Le voyageur hypermoderne

La figure du voyageur moderne a surgi dans l’histoire avec l’apparition d’outils qui lui ont permis d’explorer le monde, d’aller plus loin, de témoigner de son aventure. Or, les technologies de l’information, en s’inscrivant dans la continuité de cette tradition, font entrer le voyageur dans le nouveau contexte d’un monde connecté, transformant à jamais l’essence même de son entreprise, bouleversant pour toujours son expérience de l’ailleurs.

Si ses motivations à partir demeurent identiques à celle de son homologue du siècle passé, le voyageur d’aujourd’hui est plongé dans un « ici et ailleurs à la fois » qui court-circuite l’expérience de l’éloignement et de la séparation, et lui impose des questions  inédites. Doit-il partir avec un téléphone portable ou pas ? Avec qui va-t-il maintenir un lien, à quel rythme et dans quelles situations ? Pourquoi se passer d’un GPS ?

Francis Jaureguiberry & Jocelyn Lachance

Erès – 2016 – 150 pages

Comme le voyageur « moderne » est très difficile à circonscrire, les auteurs naviguent à vue entre des concepts, des inspirations, des témoignages … aussi variés que peuvent l’être les motivations d’une mobilité multiforme.

Une affirmation comme « En quelques  années  seulement, le fait de ne pas répondre immédiatement  à son téléphone portable en est venu à devoir être justifié… » est significative d’auteurs qui vivent dans un microcosme qui n’est pas celui de l’immense majorité des Terriens.

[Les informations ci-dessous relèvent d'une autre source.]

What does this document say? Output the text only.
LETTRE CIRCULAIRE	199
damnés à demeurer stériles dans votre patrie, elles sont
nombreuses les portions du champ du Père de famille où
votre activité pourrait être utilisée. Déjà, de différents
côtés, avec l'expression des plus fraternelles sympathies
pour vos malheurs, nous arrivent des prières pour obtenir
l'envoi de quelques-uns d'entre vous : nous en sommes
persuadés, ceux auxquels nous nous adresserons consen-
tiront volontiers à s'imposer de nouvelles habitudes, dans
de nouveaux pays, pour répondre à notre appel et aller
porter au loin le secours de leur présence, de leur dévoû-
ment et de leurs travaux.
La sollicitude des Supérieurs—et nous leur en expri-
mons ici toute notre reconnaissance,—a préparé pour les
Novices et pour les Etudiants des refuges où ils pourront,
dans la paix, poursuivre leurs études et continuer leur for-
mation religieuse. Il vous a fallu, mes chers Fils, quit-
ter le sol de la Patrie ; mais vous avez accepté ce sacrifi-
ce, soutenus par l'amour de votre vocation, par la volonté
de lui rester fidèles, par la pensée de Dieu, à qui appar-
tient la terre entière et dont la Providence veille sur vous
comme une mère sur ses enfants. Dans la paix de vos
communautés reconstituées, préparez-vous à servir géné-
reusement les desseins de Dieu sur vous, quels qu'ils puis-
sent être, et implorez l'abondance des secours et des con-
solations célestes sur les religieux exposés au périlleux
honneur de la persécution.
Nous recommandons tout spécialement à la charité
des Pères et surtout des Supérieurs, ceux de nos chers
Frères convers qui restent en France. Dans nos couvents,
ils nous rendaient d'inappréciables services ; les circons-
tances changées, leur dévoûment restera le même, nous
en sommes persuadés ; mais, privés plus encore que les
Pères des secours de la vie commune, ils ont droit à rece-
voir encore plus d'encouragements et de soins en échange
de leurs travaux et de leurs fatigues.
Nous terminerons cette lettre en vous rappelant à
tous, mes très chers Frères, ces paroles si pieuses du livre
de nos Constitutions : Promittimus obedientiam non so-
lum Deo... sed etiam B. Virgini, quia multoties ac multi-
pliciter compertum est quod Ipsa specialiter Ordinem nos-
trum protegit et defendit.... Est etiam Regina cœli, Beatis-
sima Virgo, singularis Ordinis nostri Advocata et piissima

FJ&JL indiquent que du voyageur moderne au voyageur hypermoderne nous assistons à un basculement  :  plus que jamais, l’individu se  retrouve acteur de la dimension  réflexive du voyage. Il ne subit plus les effets de l’éloignement sans  avoir préalablement  décidé de se déconnecter.  Il eut été plus juste de dire « si les gestionnaires de réseau sont fiables, ce qui est bien rare » [Constats concrets personnels Europe/Amériques].

Le voyageur hypermoderne est censé faire face à une contradiction dans la mesure où la communication  fait fi de la distance  – en théorie, rappelons-le  -, sa  présence  suite à des évènements réels se produisant à son lieu de départ devient impérative (décès, accident, rupture…)… alors que de toute façon il n’y peut strictement rien et que sa réaction pour déterminer un retour urgent ne changera rien au fait réalisé loin de lui. Il y a là un discours pervers de culpabilisation abusive qui entrave la liberté de choix.

Bref, ce livre pose une question qui ne se pose pas pour un être  sensé  : la fragilité des réseaux de communication devrait inspirer humilité et sagesse : soit je pars et il est inutile de chercher à me joindre, soit je reste.

L’ouvrage comprend 55 témoignages de personnes âgées de 19 à 69 ans, de huit Pays différents, dont 29 femmes.